The mice on a fructose diet consumed much more fat, despite consuming the same number of calories as the other groups. This was because their villi – the small finger-like projections that line the small intestine (in mice and humans) and help your body absorb the calories you eat – grew much longer.
The scientists suggested that the longer villi meant the mice’s bodies absorbed many more calories, making them fat.
Previous studies by the same team have also shown that feeding mice fructose stimulates the growth of other cells, increasing the risk of colorectal cancer.
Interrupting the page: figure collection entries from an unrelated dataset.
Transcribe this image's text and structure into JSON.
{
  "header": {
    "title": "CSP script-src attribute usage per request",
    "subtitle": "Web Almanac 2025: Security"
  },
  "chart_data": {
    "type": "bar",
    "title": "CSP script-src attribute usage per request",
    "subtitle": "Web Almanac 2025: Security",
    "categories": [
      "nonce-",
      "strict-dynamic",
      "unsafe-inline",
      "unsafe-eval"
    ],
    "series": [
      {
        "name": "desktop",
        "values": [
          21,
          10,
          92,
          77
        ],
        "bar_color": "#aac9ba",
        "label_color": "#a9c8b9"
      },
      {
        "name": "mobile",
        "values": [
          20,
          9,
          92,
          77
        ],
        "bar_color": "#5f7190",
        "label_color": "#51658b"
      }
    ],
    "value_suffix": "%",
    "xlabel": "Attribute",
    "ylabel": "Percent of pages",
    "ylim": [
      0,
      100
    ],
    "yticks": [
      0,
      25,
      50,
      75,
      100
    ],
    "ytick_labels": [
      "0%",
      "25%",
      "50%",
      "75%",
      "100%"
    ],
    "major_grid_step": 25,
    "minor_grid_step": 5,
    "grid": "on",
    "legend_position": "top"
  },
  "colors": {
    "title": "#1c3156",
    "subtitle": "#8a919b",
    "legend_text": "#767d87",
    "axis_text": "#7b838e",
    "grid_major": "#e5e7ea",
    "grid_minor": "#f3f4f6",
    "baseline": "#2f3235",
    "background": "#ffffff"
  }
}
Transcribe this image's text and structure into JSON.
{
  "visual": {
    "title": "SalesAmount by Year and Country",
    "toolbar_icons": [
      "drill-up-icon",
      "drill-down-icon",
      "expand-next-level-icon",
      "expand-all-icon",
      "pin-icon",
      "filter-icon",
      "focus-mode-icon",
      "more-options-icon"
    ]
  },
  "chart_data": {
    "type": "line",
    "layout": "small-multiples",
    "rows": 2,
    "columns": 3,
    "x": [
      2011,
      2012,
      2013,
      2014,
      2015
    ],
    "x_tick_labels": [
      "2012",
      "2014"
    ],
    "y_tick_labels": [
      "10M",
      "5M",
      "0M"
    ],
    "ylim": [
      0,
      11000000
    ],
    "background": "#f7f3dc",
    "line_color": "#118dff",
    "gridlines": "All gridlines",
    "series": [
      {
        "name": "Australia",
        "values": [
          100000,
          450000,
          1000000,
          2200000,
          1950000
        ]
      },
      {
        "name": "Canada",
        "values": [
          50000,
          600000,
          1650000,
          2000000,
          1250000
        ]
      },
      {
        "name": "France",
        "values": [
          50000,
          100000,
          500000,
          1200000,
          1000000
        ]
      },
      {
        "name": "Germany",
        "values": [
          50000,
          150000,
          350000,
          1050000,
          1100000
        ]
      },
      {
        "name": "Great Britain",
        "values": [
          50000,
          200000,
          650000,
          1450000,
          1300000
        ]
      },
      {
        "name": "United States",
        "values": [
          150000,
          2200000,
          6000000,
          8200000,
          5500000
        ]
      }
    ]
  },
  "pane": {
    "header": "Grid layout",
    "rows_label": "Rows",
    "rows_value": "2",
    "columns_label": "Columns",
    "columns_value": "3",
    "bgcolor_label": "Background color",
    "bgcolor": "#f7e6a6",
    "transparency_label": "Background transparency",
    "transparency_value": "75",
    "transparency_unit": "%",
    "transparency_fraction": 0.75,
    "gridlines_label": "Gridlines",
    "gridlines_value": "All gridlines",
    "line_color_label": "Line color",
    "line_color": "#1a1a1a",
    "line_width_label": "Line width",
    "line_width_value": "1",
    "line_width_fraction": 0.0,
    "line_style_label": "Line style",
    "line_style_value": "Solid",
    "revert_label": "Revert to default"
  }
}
When asked why consuming fructose would have these effects, the scientists suggested it may have been a winter survival strategy.
Before the days of widely available and mass-produced foods, fruit was the main source of fructose in the natural world. And most fruit becomes sweet and ripe during late summer and fall.
So from an evolutionary perspective, it makes sense that as your body tries to prepare you for the long winter months ahead, when food is scarce, eating fructose (in the form of fruit) will not only help you absorb more energy to lie down. it registers as fat, but it also helps to switch off your cells (by putting them in ‘low power mode’) so they burn less fuel.
What to keep in mind the next time you’re tempted to eat something sweet: It’s the fructrose that makes you want to eat more.
But while this can be a useful survival strategy if you’re a hibernating animal like a bear, it’s not at all useful in the modern age, when we can buy a pack of cookies or order a takeaway whenever we get a little peckish. .
The researchers involved in the Nature study were careful to emphasize that the problem does not come from eating high-fructose fruit, as it contains fiber (which is not only good for your gut, but also reduces sugar spikes) and other valuable plants. connections; it comes from the added sugars we consume every day.
As Dr. Marcus DaSilva Goncalves, an endocrinologist who led the study, put it: “Fructose is nearly ubiquitous in modern diets, whether it comes from high-fructose corn syrup, table sugar, or from natural foods like fruit. Fructose itself is not harmful, it is a problem of overconsumption.’